GrAfFiTi vs. ThE cItY In ThE LanD oF aRtS













Je suis un architecte. En tant que tel, je suis censé être sensible à tout ce qui concerne la préservation du paysage urbain. Je dois même, sur chaque projet, aussi infime soit il, sur lequel je travaille, envisager son devenir, son évolution, sa perception globale de la part de l'usager quotidien. Cependant, dans ma formation et au long de ma vie, j'ai aussi été sensibilisé à des formes d'art diverses et variées, dont le graffiti.

Arrivé à Lisbonne, un de mes premiers "raids" photographiques urbains m'a amené à un mur, à Campolide, couvert de tags sur des dizaines de mètres. Ce mur donne sur un espace indéfini, ni jardin ni terrain vague, ni espace de promenade ni place publique aménagée... C'est un mur tampon, le long duquel passe une route assez mouvementée, et derrière lequel il y a... mystère! Toujours est il que l'espace publique qui lui fait face n'est en aucune autre façon valorisé, et étant donnée sa localisation et sa morphologie, il ne le sera sûrement pas dans les années à venir... Ce mur avait donc vocation à devenir une longue et ennuyeuse limite physique entre un espace privé et un espace publique, une barrière visuelle plate rapidement traversée par les automobilistes. Il est devenu un espace de repos, de curiosité, devant lequel on se promène à pied, qui interpelle lorsqu'on est en voiture, et agréable à longer en flânant, pour découvrir les différents styles, messages, délires et coups de gueule des artistes qui se sont succédés dessus... Car c'est bel et bien un lieu d'expression. Et dans ce cas précis, le graffiti donne aussi une expression à ce no-man's land, lui confère une âme...

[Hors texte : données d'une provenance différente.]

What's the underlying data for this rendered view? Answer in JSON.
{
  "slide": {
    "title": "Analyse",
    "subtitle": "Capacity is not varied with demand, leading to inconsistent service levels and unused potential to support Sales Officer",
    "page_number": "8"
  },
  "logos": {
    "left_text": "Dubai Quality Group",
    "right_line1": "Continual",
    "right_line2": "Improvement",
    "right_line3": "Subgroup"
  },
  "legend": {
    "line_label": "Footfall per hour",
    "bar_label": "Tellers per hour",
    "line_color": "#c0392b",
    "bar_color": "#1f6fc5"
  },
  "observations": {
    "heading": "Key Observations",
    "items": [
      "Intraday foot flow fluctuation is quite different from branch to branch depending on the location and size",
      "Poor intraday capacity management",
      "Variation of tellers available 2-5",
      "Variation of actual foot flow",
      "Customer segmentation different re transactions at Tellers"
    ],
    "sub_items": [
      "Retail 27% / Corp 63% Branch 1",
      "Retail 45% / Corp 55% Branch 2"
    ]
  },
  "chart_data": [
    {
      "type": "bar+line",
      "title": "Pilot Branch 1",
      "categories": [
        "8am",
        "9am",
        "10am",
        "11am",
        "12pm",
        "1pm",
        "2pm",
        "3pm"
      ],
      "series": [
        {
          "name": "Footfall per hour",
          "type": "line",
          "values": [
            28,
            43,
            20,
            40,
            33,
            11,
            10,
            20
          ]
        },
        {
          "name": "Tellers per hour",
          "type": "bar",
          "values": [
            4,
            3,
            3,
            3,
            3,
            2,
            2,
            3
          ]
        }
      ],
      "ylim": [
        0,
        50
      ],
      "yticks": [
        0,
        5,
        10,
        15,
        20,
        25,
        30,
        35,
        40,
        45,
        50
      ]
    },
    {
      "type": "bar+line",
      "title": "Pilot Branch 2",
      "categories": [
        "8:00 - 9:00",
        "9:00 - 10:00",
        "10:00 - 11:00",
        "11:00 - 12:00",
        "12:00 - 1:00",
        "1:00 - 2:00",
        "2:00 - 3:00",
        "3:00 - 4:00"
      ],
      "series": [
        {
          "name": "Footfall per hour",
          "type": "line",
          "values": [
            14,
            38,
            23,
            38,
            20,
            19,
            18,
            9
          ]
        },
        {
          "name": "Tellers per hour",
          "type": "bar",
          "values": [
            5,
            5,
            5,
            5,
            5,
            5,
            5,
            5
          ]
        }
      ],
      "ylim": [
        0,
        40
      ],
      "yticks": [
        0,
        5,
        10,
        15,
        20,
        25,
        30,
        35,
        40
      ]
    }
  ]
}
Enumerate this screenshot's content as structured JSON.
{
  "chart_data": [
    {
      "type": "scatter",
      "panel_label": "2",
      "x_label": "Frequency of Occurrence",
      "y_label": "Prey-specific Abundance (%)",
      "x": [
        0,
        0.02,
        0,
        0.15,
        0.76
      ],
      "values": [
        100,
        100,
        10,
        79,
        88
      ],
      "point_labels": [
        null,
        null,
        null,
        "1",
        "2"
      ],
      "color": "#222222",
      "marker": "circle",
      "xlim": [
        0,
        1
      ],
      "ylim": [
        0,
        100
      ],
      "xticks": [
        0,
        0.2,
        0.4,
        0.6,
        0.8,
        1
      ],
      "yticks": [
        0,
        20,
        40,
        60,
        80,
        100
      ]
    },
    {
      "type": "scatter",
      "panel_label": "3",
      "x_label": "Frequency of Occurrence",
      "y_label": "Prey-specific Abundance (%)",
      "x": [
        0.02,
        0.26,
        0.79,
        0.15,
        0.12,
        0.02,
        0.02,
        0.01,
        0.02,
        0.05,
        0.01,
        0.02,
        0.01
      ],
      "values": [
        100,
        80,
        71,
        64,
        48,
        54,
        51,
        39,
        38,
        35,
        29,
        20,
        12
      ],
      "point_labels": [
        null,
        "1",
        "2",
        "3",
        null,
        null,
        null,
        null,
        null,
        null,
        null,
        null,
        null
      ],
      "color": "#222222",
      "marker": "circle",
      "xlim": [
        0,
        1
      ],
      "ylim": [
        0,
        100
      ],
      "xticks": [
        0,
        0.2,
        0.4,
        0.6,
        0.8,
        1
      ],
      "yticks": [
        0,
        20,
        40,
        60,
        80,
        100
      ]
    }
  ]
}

Enfant de la génération Hip Hop, me révendicant en tant que tel, mais aussi fan du travail d'artistes des années 80 tels que Keith Haring ou Basquiat, je ne perçois pas le graffiti seulement comme étant un acte de vandalisme: il est avant tout UN FAIT. Le graffiti est là pour attirer l'attention, pour revindiquer, pour marquer un territoire, pour divertir, pour illuminer, pour embellir, pour critiquer, pour faire voyager, pour faire s'évader l'oeil et l'esprit... L'art mural existe depuis des milliers d'années, si on remonte aux peintures rupestres... depuis, que ce soient les hiéroglyphes égyptiens, des inscriptions "sauvages sur les murs des cités de l'Antiquité allant de la satire politique à la propagande sportive, les fresques murales de la Renaissance ou celles révolutionnaires de Diego Rivera, jusqu'au tag, les graffs légendaires des rues de New York, les pochoirs de Miss Tic, les filles aux formes de pin up de Fafi ou Monsieur Chat, énigmatique félin jaune, toutes dents dehors, qui peuple les murs des villes françaises (et étrangères maintenant)... Toutes ces références s'inscrivent de façon inconsciente dans nos rétines, et ce depuis que l'homme sait dessiner!

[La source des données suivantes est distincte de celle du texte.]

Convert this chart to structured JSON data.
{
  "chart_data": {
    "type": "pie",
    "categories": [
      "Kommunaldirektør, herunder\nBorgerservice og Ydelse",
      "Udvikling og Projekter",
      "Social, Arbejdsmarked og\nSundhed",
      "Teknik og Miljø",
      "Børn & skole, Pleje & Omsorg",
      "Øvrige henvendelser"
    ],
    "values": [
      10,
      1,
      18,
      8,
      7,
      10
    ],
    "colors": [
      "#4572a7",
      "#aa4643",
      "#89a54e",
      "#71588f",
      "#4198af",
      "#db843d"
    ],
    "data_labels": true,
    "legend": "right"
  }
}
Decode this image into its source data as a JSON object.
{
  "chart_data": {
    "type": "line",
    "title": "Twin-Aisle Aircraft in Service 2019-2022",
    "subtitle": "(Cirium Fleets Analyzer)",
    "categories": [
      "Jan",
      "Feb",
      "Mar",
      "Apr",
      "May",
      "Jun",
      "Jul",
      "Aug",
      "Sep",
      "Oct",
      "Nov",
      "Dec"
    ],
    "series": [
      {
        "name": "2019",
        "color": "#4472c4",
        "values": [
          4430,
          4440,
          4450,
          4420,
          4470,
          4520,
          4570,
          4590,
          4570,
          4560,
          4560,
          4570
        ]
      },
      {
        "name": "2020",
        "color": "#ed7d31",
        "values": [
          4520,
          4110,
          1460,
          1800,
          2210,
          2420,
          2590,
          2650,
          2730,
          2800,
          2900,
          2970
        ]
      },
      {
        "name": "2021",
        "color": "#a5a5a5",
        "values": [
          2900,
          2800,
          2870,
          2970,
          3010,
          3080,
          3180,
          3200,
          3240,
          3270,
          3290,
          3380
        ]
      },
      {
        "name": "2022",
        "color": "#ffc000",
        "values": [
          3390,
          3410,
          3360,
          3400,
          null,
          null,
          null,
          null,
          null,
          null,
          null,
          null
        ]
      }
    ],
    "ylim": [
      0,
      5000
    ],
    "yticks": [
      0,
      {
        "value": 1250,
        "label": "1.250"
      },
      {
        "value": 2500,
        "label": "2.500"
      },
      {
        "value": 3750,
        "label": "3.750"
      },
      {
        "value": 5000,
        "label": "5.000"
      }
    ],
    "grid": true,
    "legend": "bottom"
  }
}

La guerre opposant assez logiquement les architectes aux "vandales" qui venaient aposer leur signature sur les oeuvres des premiers a pris des contours plus flous, ces temps ci. Le graffiti a droit de cité dans le monde des arts contemporains; il n'est plus considéré un mouvement marginal, il est même un des plus emblématiques symboles de la culture POP. Pour preuve, les diverses expositions qui lui ont été consacrées en 2009/2010, dans les lieux les plus prestigieux (grand Palais, Fondation Cartier, Palais de Tokyo, Musée d'Art Contemporain de Lyon...); et pas que des "artistes" reconnus ont été exposés, vendus, lors de ces gigantesques adoubements de ce "street art": des anonymes, qui s'inventent leur typographie, leurs codes, leur style, et le répandent sur les murs, poteaux, sols, fenêtres, transports de la ville... Certains architectes intègrent même les codes du graffiti dans leurs immeubles, sérigraphiant leurs façades, en faisant des objets modernes et communiquant avec les usagers et l'urbain de façon inédite...

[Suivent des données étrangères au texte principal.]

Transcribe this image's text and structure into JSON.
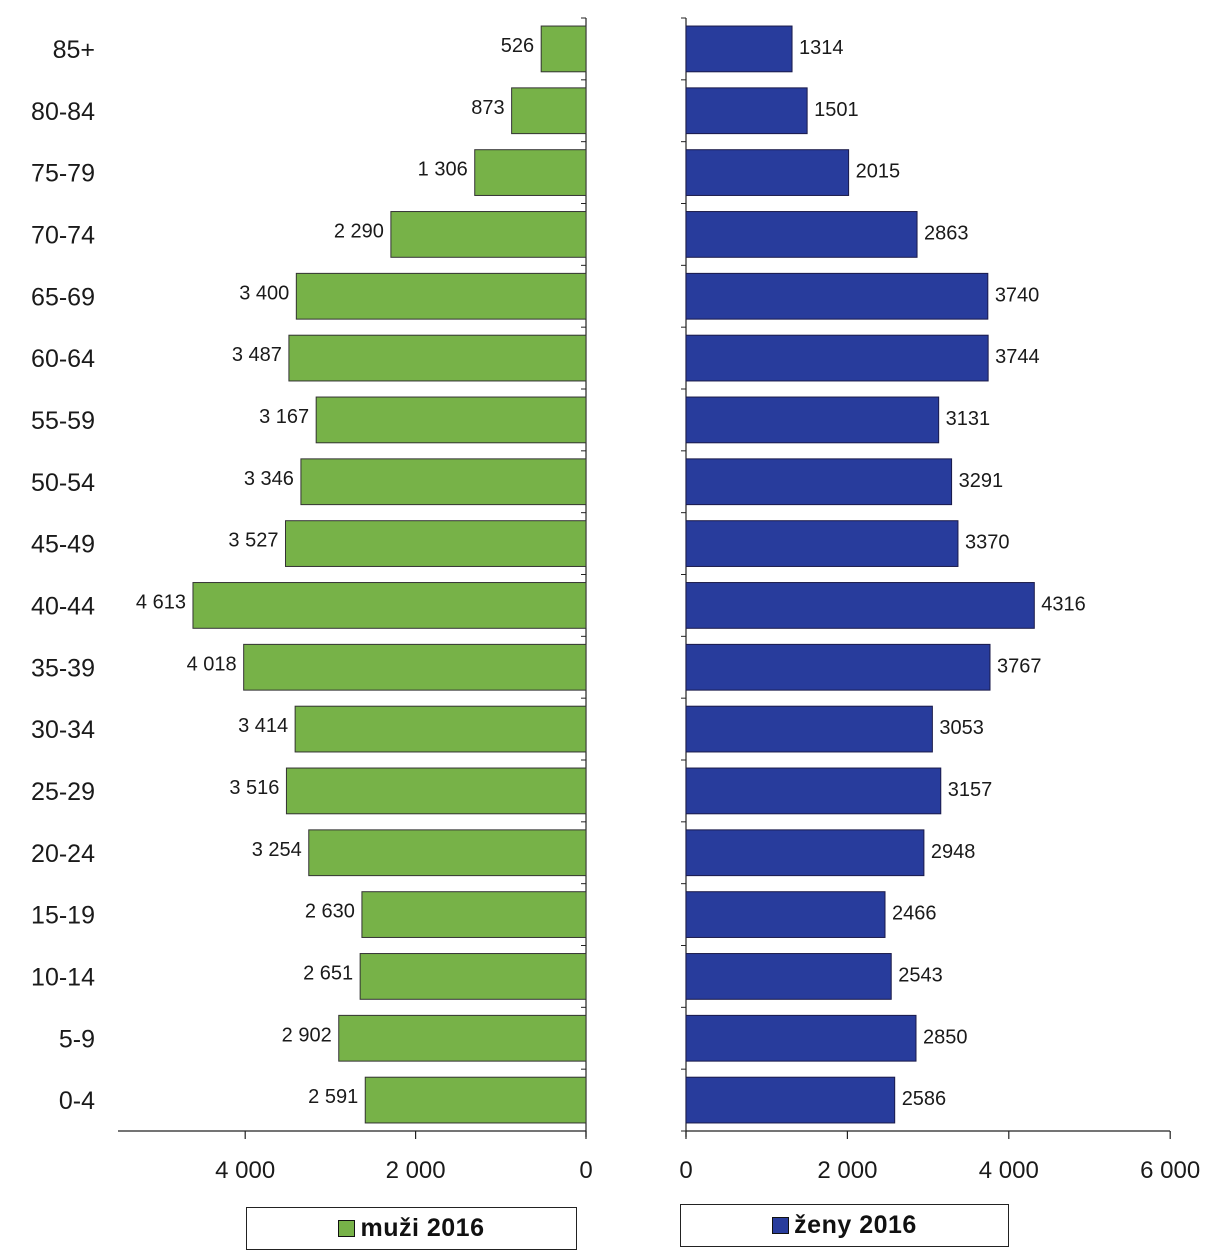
{
  "chart_data": {
    "type": "bar",
    "orientation": "horizontal",
    "categories": [
      "85+",
      "80-84",
      "75-79",
      "70-74",
      "65-69",
      "60-64",
      "55-59",
      "50-54",
      "45-49",
      "40-44",
      "35-39",
      "30-34",
      "25-29",
      "20-24",
      "15-19",
      "10-14",
      "5-9",
      "0-4"
    ],
    "series": [
      {
        "name": "muži 2016",
        "color": "#77b248",
        "values": [
          526,
          873,
          1306,
          2290,
          3400,
          3487,
          3167,
          3346,
          3527,
          4613,
          4018,
          3414,
          3516,
          3254,
          2630,
          2651,
          2902,
          2591
        ],
        "labels": [
          "526",
          "873",
          "1 306",
          "2 290",
          "3 400",
          "3 487",
          "3 167",
          "3 346",
          "3 527",
          "4 613",
          "4 018",
          "3 414",
          "3 516",
          "3 254",
          "2 630",
          "2 651",
          "2 902",
          "2 591"
        ]
      },
      {
        "name": "ženy 2016",
        "color": "#283c9c",
        "values": [
          1314,
          1501,
          2015,
          2863,
          3740,
          3744,
          3131,
          3291,
          3370,
          4316,
          3767,
          3053,
          3157,
          2948,
          2466,
          2543,
          2850,
          2586
        ],
        "labels": [
          "1314",
          "1501",
          "2015",
          "2863",
          "3740",
          "3744",
          "3131",
          "3291",
          "3370",
          "4316",
          "3767",
          "3053",
          "3157",
          "2948",
          "2466",
          "2543",
          "2850",
          "2586"
        ]
      }
    ],
    "left_axis": {
      "reversed": true,
      "ticks": [
        0,
        2000,
        4000
      ],
      "tick_labels": [
        "0",
        "2 000",
        "4 000"
      ],
      "max": 5500
    },
    "right_axis": {
      "ticks": [
        0,
        2000,
        4000,
        6000
      ],
      "tick_labels": [
        "0",
        "2 000",
        "4 000",
        "6 000"
      ],
      "max": 6000
    },
    "grid": false,
    "legend_position": "bottom"
  }
}
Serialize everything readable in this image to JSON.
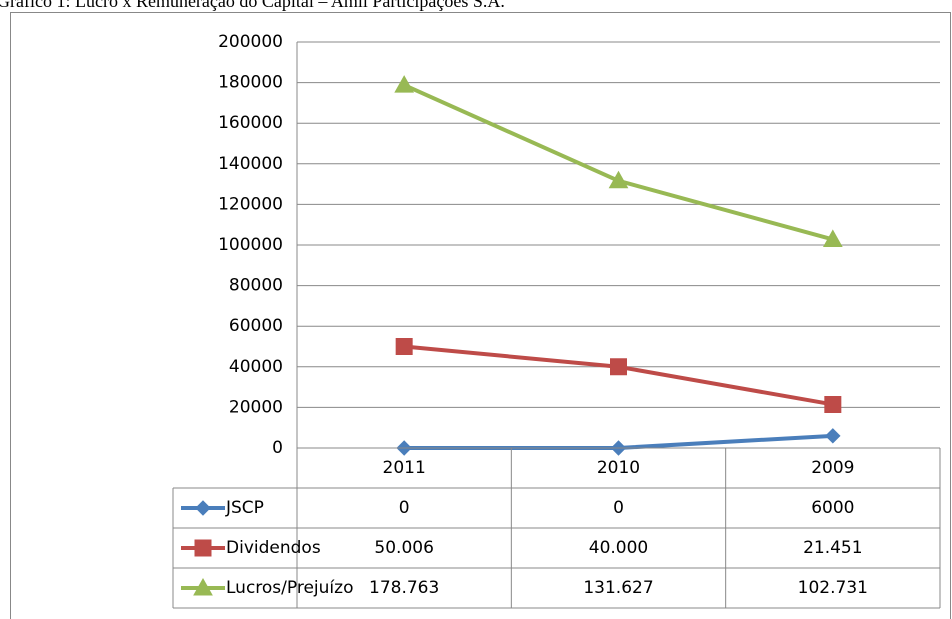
{
  "chart_data": {
    "type": "line",
    "title": "Gráfico 1: Lucro x Remuneração do Capital – Amil Participações S.A.",
    "categories": [
      "2011",
      "2010",
      "2009"
    ],
    "series": [
      {
        "name": "JSCP",
        "color": "#4a7ebb",
        "marker": "diamond",
        "values": [
          0,
          0,
          6000
        ]
      },
      {
        "name": "Dividendos",
        "color": "#be4b48",
        "marker": "square",
        "values": [
          50006,
          40000,
          21451
        ],
        "value_labels": [
          "50.006",
          "40.000",
          "21.451"
        ]
      },
      {
        "name": "Lucros/Prejuízo",
        "color": "#98b954",
        "marker": "triangle",
        "values": [
          178763,
          131627,
          102731
        ],
        "value_labels": [
          "178.763",
          "131.627",
          "102.731"
        ]
      }
    ],
    "ylim": [
      0,
      200000
    ],
    "yticks": [
      0,
      20000,
      40000,
      60000,
      80000,
      100000,
      120000,
      140000,
      160000,
      180000,
      200000
    ],
    "grid": true,
    "data_table": true
  }
}
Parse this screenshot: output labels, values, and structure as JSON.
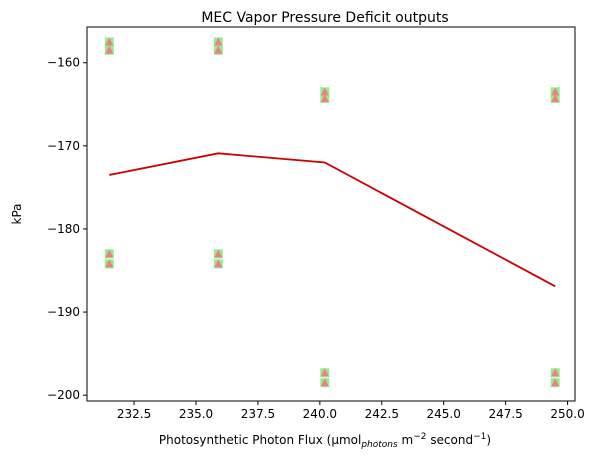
{
  "chart_data": {
    "type": "scatter",
    "title": "MEC Vapor Pressure Deficit outputs",
    "xlabel_parts": {
      "main": "Photosynthetic Photon Flux (µmol",
      "sub": "photons",
      "mid": " m",
      "sup1": "−2",
      "mid2": " second",
      "sup2": "−1",
      "end": ")"
    },
    "ylabel": "kPa",
    "xlim": [
      230.6,
      250.3
    ],
    "ylim": [
      -200.7,
      -155.7
    ],
    "xticks": [
      232.5,
      235.0,
      237.5,
      240.0,
      242.5,
      245.0,
      247.5,
      250.0
    ],
    "xtick_labels": [
      "232.5",
      "235.0",
      "237.5",
      "240.0",
      "242.5",
      "245.0",
      "247.5",
      "250.0"
    ],
    "yticks": [
      -160,
      -170,
      -180,
      -190,
      -200
    ],
    "ytick_labels": [
      "−160",
      "−170",
      "−180",
      "−190",
      "−200"
    ],
    "grid": false,
    "colors": {
      "scatter_square": "#90ee90",
      "scatter_triangle": "#f08080",
      "line": "#cc0000"
    },
    "x": [
      231.5,
      235.9,
      240.2,
      249.5
    ],
    "series": [
      {
        "marker": "square",
        "points": [
          [
            231.5,
            -157.5
          ],
          [
            231.5,
            -158.5
          ],
          [
            231.5,
            -183.0
          ],
          [
            231.5,
            -184.2
          ],
          [
            235.9,
            -157.5
          ],
          [
            235.9,
            -158.5
          ],
          [
            235.9,
            -183.0
          ],
          [
            235.9,
            -184.2
          ],
          [
            240.2,
            -163.5
          ],
          [
            240.2,
            -164.3
          ],
          [
            240.2,
            -197.3
          ],
          [
            240.2,
            -198.5
          ],
          [
            249.5,
            -163.5
          ],
          [
            249.5,
            -164.3
          ],
          [
            249.5,
            -197.3
          ],
          [
            249.5,
            -198.5
          ]
        ]
      },
      {
        "marker": "triangle",
        "points": [
          [
            231.5,
            -157.5
          ],
          [
            231.5,
            -158.5
          ],
          [
            231.5,
            -183.0
          ],
          [
            231.5,
            -184.2
          ],
          [
            235.9,
            -157.5
          ],
          [
            235.9,
            -158.5
          ],
          [
            235.9,
            -183.0
          ],
          [
            235.9,
            -184.2
          ],
          [
            240.2,
            -163.5
          ],
          [
            240.2,
            -164.3
          ],
          [
            240.2,
            -197.3
          ],
          [
            240.2,
            -198.5
          ],
          [
            249.5,
            -163.5
          ],
          [
            249.5,
            -164.3
          ],
          [
            249.5,
            -197.3
          ],
          [
            249.5,
            -198.5
          ]
        ]
      },
      {
        "marker": "line",
        "points": [
          [
            231.5,
            -173.5
          ],
          [
            235.9,
            -170.9
          ],
          [
            240.2,
            -172.0
          ],
          [
            249.5,
            -186.9
          ]
        ]
      }
    ]
  }
}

J'aime le graffiti. Indépendamment de la beauté plastique de chaque oeuvre, j'aime l'esprit qui a animé l'éclosion de cette forme d'art telle que nous la connaissons aujourd'hui. La transgression, la dénonciation sociale, l'envie d'améliorer "à leur façon" des espaces visuellement sinistres, la façon d'interpeler, intelligente parfois, crue souvent, sauvage toujours... Ce n'est pas par hasard que c'est un des piliers de la culture Hip Hop, cette espèce d'énergie désespérée de laquelle naît l'inatendu, cette mauvaise donne de départ transformée en combustible de vie... c'est tout à fait conforme à la philosophie véhiculée par la culture dans laquelle j'ai grandi, que j'ai adoptée et dans laquelle je me reconnais depuis un moment déjà...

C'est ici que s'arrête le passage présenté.